The standout piece of the series is Ryan Trecartin's I-Be Area, a 108-minute celebration of teenaged hormonal weirdness. Themes of adoption, childhood and friendship are told in DIY design with over-saturated color, MTV quick cuts and chatroom syllogisms. Trecartin himself appears in several scenes, most memorably as Pasta, a painted-up hybrid of clown and drag queen, complete with blond bob wig, mom jeans and zombie contact lenses. There is a scariness that comes from the characters' uneven over-exuberance, a controlled mania that Trecartin plays with in most of his video work. The lines are nonsensical but scripted; the players seem crazed but rehearsed. That conflict between madness and banality creates a kind of repressed terror that is far more disconcerting than an outright creep show, the way that clowns are often scarier than Bigfoot.

Brooklyn-based art critic Kevin McGarry is one of the characters in I-Be Area. Coincidentally, McGarry was in Nashville recent to give a talk on art.

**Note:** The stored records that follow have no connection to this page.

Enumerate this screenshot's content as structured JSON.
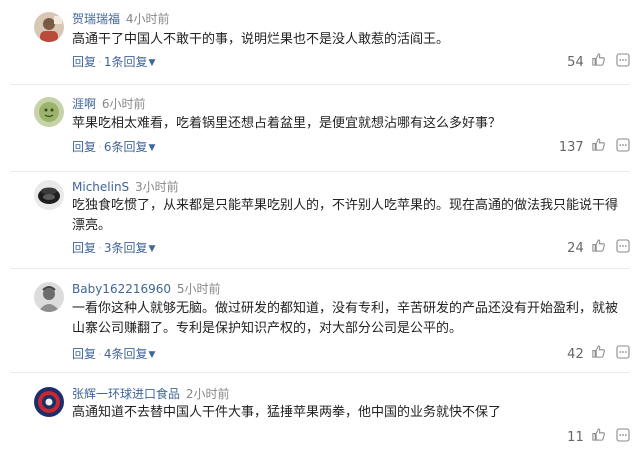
{
  "comments": [
    {
      "username": "贺瑞瑞福",
      "time": "4小时前",
      "text": "高通干了中国人不敢干的事，说明烂果也不是没人敢惹的活阎王。",
      "reply_label": "回复",
      "replies_label": "1条回复",
      "likes": "54"
    },
    {
      "username": "涯啊",
      "time": "6小时前",
      "text": "苹果吃相太难看，吃着锅里还想占着盆里，是便宜就想沾哪有这么多好事？",
      "reply_label": "回复",
      "replies_label": "6条回复",
      "likes": "137"
    },
    {
      "username": "MichelinS",
      "time": "3小时前",
      "text": "吃独食吃惯了，从来都是只能苹果吃别人的，不许别人吃苹果的。现在高通的做法我只能说干得漂亮。",
      "reply_label": "回复",
      "replies_label": "3条回复",
      "likes": "24"
    },
    {
      "username": "Baby162216960",
      "time": "5小时前",
      "text": "一看你这种人就够无脑。做过研发的都知道，没有专利，辛苦研发的产品还没有开始盈利，就被山寨公司赚翻了。专利是保护知识产权的，对大部分公司是公平的。",
      "reply_label": "回复",
      "replies_label": "4条回复",
      "likes": "42"
    },
    {
      "username": "张辉一环球进口食品",
      "time": "2小时前",
      "text": "高通知道不去替中国人干件大事，猛捶苹果两拳，他中国的业务就快不保了",
      "reply_label": "",
      "replies_label": "",
      "likes": "11"
    }
  ],
  "colors": {
    "link": "#406599",
    "time": "#888888",
    "text": "#222222",
    "likes": "#666666",
    "divider": "#ececec"
  },
  "icons": {
    "like": "thumbs-up-icon",
    "more": "more-square-icon",
    "chevron": "chevron-down-icon"
  }
}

We spoke about his experience on Trecartin's set, and I was assured that, despite appearances, no illicit drugs were imbibed during shooting — just massive amounts of Red Bull. The characters all do their own makeup, and the script is doled out in tidbits as the shoot progresses — a line is given, quickly memorized and shot, then the next line is given and shot immediately afterward. This accounts for much of the disjointed action in the piece.

The remaining videos are just as engaging. Kalup Linzy's Conversations wit de Churen II: All My Churen (2003) uses the aesthetic and language of soap operas, Eleanor Antin's Adventures of a Nurse (1976) uses paper dolls to enact gender stereotypes, and Guy Ben-Ner's Stealing Beauty (2007) stages a family sitcom in the middle of an IKEA, so that scripted dialogue is interrupted by the occasional real-life shopper wandering across the screen.

Curator Claire Schneider writes that "Generationally, nationally and culturally diverse, the artists in Soaps, Flukes & Follies all use humor as a means of teasing out life." Schneider has chosen incredibly accessible pieces that complement each other in unexpected ways. (For example, the paper dolls of Antin's early feminist work and Walker's 19th century figurative cutouts bring up entirely new associations when paired with McCarthy's and Ben-Gar's fake children's television. The feminine becomes the childlike, and sexualization becomes molestation.)

Art that tries too hard to be sinister is corny. When dealing with weighty issues, artists have to find a way to communicate with an audience without taking themselves too seriously — otherwise their art may be dismissed as trite or ponderous. There's more than enough humor to keep viewers engaged here, but there's no danger the more serious messages will get lost. Especially when seen in antique horse stalls with no air conditioning, the disturbing elements of Soaps, Flukes & Follies are uniquely uncomfortable.